Era uma manha fria de dezembro. Um dia de escola diferente. O autocarro da Federação dos municípios ia levar os meninos todos da escola à festa de Natal dos franceses. Eu não sabia o que isso era, mas soava a algo grandioso e especial. A minha mãe pós me a melhor saia que eu tinha, uma xadrez de peito e suspensórios que ela e a minha avó tinham costurado o Natal passado e como eu era "miudinha" ainda me servia. As collants eram vermelhas de lã quentinhas, mas que escorregam pelas pernas abaixo e faziam com que eu passasse todo o tempo a puxa las para cima (sei que todas as que foram meninas recordam o quão irritante era a sensação).
O autocarro ia cheio. Devíamos ser umas sessenta crianças na altura, só de primeiro ciclo, porque pré-primária ainda não havia. Hoje arrepio me quando ouço que na escola de Ponta Delgada estudam pouco mais de uma dúzia.
Quando chegamos ao famoso ginásio dos franceses, pasmei com o formato do edifício. E a decoração? Era algo de outro mundo.

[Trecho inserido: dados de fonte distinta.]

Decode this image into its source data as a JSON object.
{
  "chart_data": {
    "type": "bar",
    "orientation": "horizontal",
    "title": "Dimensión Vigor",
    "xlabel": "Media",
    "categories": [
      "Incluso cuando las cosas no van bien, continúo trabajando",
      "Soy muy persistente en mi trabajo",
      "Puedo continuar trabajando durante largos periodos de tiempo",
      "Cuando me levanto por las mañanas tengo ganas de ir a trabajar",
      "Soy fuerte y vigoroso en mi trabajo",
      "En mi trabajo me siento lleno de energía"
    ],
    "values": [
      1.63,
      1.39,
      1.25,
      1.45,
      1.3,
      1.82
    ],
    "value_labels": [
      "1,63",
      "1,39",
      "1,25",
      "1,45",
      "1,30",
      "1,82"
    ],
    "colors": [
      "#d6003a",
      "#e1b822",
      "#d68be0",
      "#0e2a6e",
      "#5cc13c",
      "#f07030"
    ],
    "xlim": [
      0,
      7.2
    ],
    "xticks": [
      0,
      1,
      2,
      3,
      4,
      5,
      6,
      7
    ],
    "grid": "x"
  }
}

As luzes eram bolas grandes e coloridas, inúmeros fios brilhantes de todas as cores. Estrelas grandes pendentes por fios de seda no teto. Havia inúmeras cadeiras cor de laranja onde nos sentamos e pudemos assistir ao espetáculo. Foi a primeira vez que vi palhaços. Houve números de acrobacia, música (mon bon sapin, roi de florest) naquela língua estranha aos meus ouvidos. Afinal sobre os franceses só ouvia os meus pais falarem: olha é o carro dos franceses (quando passava uma carrinha azul pela freguesia), os franceses deixaram estender o sargaço no serro..
Começaram a desafiar as crianças para irem ao palco cantar uma música. Eu sempre fui uma descarada e lá fui às luzes da ribalta cantar a música ensinada recentemente pela professora Graça:
"barqueiro deita o barco ao Mira
Barqueiro vamos navegar
Mas olha se o barco vira
La no meio do Mira
E eu não sei nadar.
Se tu soubesses Maria
Se tu soubesses nadar
Deitava se o barco ao Mira
E eu e tu Maria
Íamos navegar.."
Ainda bem que na altura eu não tinha noção do quão cana rachada eu era!! Ah felizes as crianças são na sua sã Inocência.
O ato de valentia valeu me um precioso punhado de rebuçados que trouxe para o meu lugar disposta a partilhar com os meus colegas. Mas de repente entrou o Pai Natal e deu se uma chuva de rebuçados que a criançada apanhou delirante.
Naquele momento brilharam os olhos de todos os meninos numa alegria evidente. Os franceses fizeram felizes os natais de muitas crianças.